When I told Wiki about how Maribel could apparently repel the most powerful youkai in Gensokyo, his thoughts were just like mine. Maybe Maribel really was Yukari after all.

We discussed it in the dorm together. Arnold, Wiki and I were sitting and chatting. Sasha had gone out to do some work. She was extraordinarily motivated among humans to be doing so while we were all slowly starving.

Arnold was frying up one of Emeff’s eggs. The chicken was producing fewer in the winter, or perhaps even chickens were feeling the effects of the food shortage. I realized I had no idea where her food came from. Wiki was talking about how suspicious it was that Maribel located the protein bars that were the answer to Human Town’s prayers.

“It makes sense that Yukari might leave a piece of herself behind as a last-minute workaround to her inability to direct things,” said Wiki, rubbing his chin. “Having that piece claim to be human is strange, though. Perhaps her mind is split in two.”

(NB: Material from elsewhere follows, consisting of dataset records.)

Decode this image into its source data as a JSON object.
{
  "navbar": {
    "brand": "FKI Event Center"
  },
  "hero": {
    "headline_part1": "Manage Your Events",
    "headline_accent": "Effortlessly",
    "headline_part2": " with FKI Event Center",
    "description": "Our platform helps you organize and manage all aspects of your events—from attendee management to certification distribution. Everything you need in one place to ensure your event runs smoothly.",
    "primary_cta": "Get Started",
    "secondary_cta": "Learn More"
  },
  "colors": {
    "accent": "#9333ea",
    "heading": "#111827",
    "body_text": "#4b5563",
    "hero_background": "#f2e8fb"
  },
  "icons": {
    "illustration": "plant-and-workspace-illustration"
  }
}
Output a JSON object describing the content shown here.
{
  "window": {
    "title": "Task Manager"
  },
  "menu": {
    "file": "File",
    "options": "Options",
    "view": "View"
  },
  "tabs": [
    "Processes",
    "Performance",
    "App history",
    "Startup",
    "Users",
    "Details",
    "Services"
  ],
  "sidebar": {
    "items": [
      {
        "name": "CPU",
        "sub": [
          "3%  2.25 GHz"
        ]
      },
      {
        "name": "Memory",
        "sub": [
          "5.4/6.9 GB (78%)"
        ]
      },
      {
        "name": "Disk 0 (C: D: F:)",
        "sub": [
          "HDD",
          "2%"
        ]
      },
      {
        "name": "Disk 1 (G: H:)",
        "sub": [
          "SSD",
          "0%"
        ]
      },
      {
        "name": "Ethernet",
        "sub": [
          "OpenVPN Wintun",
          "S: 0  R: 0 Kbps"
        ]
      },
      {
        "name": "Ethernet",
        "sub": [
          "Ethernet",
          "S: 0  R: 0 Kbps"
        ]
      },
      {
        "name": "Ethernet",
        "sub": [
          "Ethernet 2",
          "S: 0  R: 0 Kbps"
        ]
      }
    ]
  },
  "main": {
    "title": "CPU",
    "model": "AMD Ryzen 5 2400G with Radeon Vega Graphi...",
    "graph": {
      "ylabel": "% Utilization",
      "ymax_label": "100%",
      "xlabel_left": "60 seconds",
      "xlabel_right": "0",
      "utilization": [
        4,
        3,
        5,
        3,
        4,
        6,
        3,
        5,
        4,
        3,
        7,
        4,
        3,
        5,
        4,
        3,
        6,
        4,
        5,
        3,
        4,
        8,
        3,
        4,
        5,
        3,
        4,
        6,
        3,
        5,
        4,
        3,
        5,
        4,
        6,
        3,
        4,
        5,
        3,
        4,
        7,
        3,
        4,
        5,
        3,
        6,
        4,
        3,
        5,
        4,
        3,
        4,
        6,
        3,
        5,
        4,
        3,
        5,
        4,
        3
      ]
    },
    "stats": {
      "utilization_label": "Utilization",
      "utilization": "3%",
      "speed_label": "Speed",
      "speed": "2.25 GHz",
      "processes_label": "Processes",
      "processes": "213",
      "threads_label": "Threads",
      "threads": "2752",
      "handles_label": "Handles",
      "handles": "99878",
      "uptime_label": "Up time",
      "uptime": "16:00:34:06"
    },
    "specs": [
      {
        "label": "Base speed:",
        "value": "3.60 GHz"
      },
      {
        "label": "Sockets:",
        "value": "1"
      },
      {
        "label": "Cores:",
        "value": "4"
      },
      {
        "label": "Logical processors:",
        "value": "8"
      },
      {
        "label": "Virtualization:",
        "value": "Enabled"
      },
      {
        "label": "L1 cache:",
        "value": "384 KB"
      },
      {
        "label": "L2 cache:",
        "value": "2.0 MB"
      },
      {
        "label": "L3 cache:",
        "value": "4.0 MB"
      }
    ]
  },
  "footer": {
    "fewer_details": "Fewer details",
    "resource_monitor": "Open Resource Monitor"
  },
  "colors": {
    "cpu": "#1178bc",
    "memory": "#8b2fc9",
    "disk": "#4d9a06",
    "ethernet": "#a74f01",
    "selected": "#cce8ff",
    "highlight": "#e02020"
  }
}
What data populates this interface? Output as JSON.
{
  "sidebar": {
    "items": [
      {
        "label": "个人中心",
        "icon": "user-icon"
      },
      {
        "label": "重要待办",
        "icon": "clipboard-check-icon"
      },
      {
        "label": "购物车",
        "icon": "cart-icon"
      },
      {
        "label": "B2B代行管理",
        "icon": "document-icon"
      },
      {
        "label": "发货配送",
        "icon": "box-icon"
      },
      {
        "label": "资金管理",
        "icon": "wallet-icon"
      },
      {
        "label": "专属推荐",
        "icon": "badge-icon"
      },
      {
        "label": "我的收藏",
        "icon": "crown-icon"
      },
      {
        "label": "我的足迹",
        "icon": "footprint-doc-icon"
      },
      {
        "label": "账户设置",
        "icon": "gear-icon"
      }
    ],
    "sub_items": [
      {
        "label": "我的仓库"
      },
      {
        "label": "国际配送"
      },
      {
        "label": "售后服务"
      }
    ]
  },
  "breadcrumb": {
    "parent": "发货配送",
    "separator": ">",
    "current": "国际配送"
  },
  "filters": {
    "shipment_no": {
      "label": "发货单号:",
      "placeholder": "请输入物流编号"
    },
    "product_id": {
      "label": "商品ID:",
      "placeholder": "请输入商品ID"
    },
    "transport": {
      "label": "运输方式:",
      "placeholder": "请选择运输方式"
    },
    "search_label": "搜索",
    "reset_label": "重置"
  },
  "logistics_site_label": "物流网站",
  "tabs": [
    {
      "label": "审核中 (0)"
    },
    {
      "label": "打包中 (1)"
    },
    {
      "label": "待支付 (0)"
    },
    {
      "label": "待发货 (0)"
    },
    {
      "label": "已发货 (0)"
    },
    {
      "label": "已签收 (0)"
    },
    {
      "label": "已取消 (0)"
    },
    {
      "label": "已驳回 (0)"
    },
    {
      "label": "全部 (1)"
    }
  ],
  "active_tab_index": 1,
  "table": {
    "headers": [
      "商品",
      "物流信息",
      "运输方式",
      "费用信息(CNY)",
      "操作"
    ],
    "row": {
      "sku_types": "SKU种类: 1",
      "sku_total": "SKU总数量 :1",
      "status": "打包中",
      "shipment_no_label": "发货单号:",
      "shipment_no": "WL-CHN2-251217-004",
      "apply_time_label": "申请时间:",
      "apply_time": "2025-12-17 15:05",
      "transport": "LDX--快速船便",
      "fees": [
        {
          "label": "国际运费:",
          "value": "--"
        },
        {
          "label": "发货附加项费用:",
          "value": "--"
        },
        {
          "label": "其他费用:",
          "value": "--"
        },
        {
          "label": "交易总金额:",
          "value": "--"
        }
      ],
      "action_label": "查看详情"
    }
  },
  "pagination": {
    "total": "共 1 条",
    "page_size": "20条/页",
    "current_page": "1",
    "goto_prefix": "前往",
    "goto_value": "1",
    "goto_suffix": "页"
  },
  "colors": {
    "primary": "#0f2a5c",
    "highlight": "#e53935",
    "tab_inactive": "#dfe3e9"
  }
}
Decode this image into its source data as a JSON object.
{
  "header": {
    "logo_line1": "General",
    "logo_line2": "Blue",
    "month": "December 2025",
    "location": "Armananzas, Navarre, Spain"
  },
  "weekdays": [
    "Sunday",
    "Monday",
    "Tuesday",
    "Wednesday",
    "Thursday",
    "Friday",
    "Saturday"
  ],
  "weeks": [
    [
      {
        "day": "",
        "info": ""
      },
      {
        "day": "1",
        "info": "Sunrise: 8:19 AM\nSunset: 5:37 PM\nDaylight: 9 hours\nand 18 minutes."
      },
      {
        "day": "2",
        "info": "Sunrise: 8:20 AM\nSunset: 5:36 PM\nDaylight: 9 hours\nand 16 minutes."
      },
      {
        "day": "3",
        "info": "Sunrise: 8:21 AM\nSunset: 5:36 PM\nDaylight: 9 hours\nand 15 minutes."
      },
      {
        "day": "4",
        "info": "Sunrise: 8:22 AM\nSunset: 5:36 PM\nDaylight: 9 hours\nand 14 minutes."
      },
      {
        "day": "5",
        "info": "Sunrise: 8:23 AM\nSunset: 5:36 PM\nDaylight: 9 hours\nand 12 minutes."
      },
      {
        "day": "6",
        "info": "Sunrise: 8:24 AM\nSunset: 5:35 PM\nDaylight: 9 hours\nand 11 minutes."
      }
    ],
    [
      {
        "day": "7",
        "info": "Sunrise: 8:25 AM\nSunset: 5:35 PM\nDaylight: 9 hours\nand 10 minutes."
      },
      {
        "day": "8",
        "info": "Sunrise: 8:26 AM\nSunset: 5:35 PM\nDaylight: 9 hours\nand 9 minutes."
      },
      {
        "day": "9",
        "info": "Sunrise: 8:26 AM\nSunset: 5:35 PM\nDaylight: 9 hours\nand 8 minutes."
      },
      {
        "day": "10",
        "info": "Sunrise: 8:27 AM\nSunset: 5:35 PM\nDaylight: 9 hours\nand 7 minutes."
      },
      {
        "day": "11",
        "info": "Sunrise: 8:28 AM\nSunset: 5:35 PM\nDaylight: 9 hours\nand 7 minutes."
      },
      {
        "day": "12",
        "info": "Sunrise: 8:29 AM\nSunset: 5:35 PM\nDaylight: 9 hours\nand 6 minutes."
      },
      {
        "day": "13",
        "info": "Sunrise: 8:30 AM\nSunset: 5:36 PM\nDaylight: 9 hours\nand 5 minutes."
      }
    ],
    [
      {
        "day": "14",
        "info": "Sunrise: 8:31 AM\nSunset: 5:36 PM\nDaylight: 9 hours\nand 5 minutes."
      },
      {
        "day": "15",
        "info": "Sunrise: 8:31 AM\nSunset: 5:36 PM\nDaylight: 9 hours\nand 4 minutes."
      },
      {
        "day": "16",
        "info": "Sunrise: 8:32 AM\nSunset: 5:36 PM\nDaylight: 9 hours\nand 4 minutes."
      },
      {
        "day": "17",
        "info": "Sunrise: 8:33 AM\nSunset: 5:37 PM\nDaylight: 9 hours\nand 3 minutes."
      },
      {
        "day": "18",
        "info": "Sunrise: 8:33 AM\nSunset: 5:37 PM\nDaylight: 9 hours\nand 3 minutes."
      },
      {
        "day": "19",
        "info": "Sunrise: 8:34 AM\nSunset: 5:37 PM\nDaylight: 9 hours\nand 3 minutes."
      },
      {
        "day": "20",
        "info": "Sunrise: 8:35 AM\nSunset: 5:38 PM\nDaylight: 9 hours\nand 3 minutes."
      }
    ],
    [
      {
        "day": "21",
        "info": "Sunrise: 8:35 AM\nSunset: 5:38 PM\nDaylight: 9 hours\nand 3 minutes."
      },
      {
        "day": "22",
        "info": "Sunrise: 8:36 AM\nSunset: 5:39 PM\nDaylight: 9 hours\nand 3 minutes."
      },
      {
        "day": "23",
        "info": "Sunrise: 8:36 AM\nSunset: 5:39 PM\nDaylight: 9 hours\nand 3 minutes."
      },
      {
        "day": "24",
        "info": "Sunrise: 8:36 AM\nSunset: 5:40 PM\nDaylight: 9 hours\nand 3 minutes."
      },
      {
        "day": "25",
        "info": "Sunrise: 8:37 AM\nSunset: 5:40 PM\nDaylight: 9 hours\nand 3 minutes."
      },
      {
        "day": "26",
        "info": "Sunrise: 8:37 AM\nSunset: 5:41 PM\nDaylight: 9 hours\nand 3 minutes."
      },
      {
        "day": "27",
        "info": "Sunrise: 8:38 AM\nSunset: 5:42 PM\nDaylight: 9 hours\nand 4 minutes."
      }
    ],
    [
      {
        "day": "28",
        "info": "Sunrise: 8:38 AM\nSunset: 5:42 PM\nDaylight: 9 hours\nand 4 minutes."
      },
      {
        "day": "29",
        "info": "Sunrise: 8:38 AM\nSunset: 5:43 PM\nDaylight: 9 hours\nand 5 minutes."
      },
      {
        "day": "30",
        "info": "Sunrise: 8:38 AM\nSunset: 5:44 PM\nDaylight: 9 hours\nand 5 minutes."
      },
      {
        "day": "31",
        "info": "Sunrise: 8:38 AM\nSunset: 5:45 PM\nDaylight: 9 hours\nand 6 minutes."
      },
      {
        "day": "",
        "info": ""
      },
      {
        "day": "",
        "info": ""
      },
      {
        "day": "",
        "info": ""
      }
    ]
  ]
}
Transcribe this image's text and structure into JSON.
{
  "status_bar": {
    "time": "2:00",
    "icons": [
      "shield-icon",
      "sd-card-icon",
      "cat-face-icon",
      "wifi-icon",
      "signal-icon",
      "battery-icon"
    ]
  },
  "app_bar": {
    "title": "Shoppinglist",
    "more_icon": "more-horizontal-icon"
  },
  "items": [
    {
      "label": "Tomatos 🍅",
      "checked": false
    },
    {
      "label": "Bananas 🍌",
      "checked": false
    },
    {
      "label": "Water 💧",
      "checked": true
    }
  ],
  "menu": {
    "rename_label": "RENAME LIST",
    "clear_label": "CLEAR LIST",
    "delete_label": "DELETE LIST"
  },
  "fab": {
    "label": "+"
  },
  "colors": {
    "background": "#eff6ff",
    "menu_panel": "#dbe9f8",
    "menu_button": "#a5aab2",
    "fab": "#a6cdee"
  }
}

“So you suspect Maribel has, oh, what’s it called.” Arnold scraped the pan. “Dissociative identity disorder?”

“Not at all,” said Wiki.

“Then how could she secretly be ‘a piece’ of the most powerful youkai?”

“Maribel isn’t Yukari–yet,” he said, balancing two markers on his fingertips. “Time travel is a common theory among the fans. The difference between past and future is just another boundary that Miss Yakumo could manipulate, after all, so maybe Yukari is from the future.” He dropped a marker. “The present, I mean.”

“Time travel is impossible,” I said.

“Perhaps you failed to notice that we are in the land of fantasy?” said Wiki, his eyebrow raised. “We have no idea if time travel is possible.” I frowned at him.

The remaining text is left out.